感覚とコミュニケーション
出典: フリー百科事典『ウィキペディア(Wikipedia)』 (2022/08/05 22:10 UTC 版)
「ハンドウイルカ」の記事における「感覚とコミュニケーション」の解説
ハンドウイルカは餌を探すために反響定位(エコーロケーション)を行う。潜水艦のソナーや魚群探知機などと同様に音波を発生し、その反射音により物体の位置や距離の測定を行う。発生するクリック音は、メロンと呼ばれる前頭部の器官によって屈折させられ、身体に対して正面の方向に集中して発せられる。ハンドウイルカの耳は眼のすぐ後(尾びれ側)にあり、外から見ると穴が開いているのだが、音は外耳孔ではなく下顎を通して内耳に伝わり、音として認識される。探知している対象物に近づくと、反射音が大きくなるが、ハンドウイルカは発生する音波の大きさを調整して対応する。一方、コウモリの反響定位やソナーの場合だと、反響音が大きくなる状況では、受信側の感度を下げて調整している。 眼は頭部横の両側に位置している。視力は非常に良い。眼球内部には輝板(光輝壁紙、タペタム)と呼ばれる組織があり、暗い場所に適応した構造を有している。対照的に嗅覚は非常に劣っている。 ハンドウイルカ同士は身体表現と音声によって互いにコミュニケーションを行っていると考えられている。声帯は持たないが、噴気孔近くにある6個の気嚢(きのう)を用いて、様々な音声を発している。個々のハンドウイルカには、自分自身を表現する「名前」(音)があり、他の個体に対して自分自身を表現することが可能らしい。約30種類程度の識別可能な音を使って音声によるコミュニケーションを行っているようであるが、まだ「イルカ語」として確認できてはいない。 ただし一頭のイルカに教えたゲーム内容が別の個体に伝わることから言語に相当する伝達手段を持つことが確認されている。

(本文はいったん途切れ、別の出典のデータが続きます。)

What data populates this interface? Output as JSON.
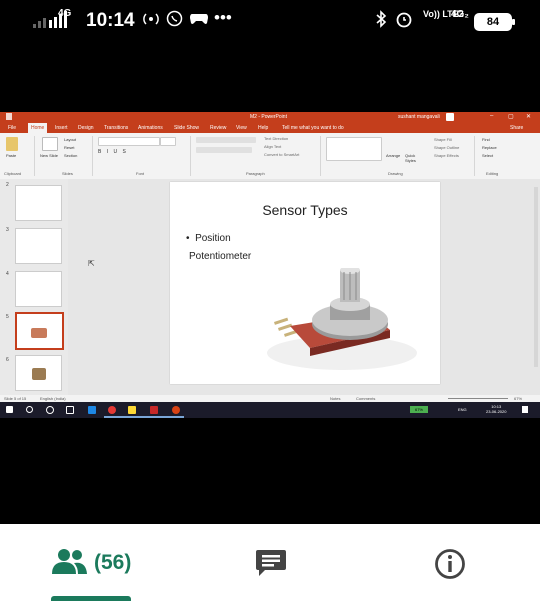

エコー音で状況を直接イメージするように進化した脳を持つイルカが、わざわざ記号に変換して配列する体系の言語を採用する合理性は乏しく、そのような、イメージ中心で単語を補助的にしか用いない世界観に基づいた「イルカ語」はあったにしろ翻訳不可能であろうと言われている。 しかしイルカ用の人工単語を覚えさせて「このフリスビーを尻尾で触った後でそれを飛び越えよ」程度の文章なら理解できる能力を持つ。またこの実験により、イルカは「誰が」「何を」「どうした」の入った文章を理解したが、「いつ」「どのように」という文章は理解できなかったことが報告されている。この結果によりイルカの脳が持つ世界観の一端が伺われる。イルカの知能に関する記事としてはCetacean intelligence(英文)も参照のこと。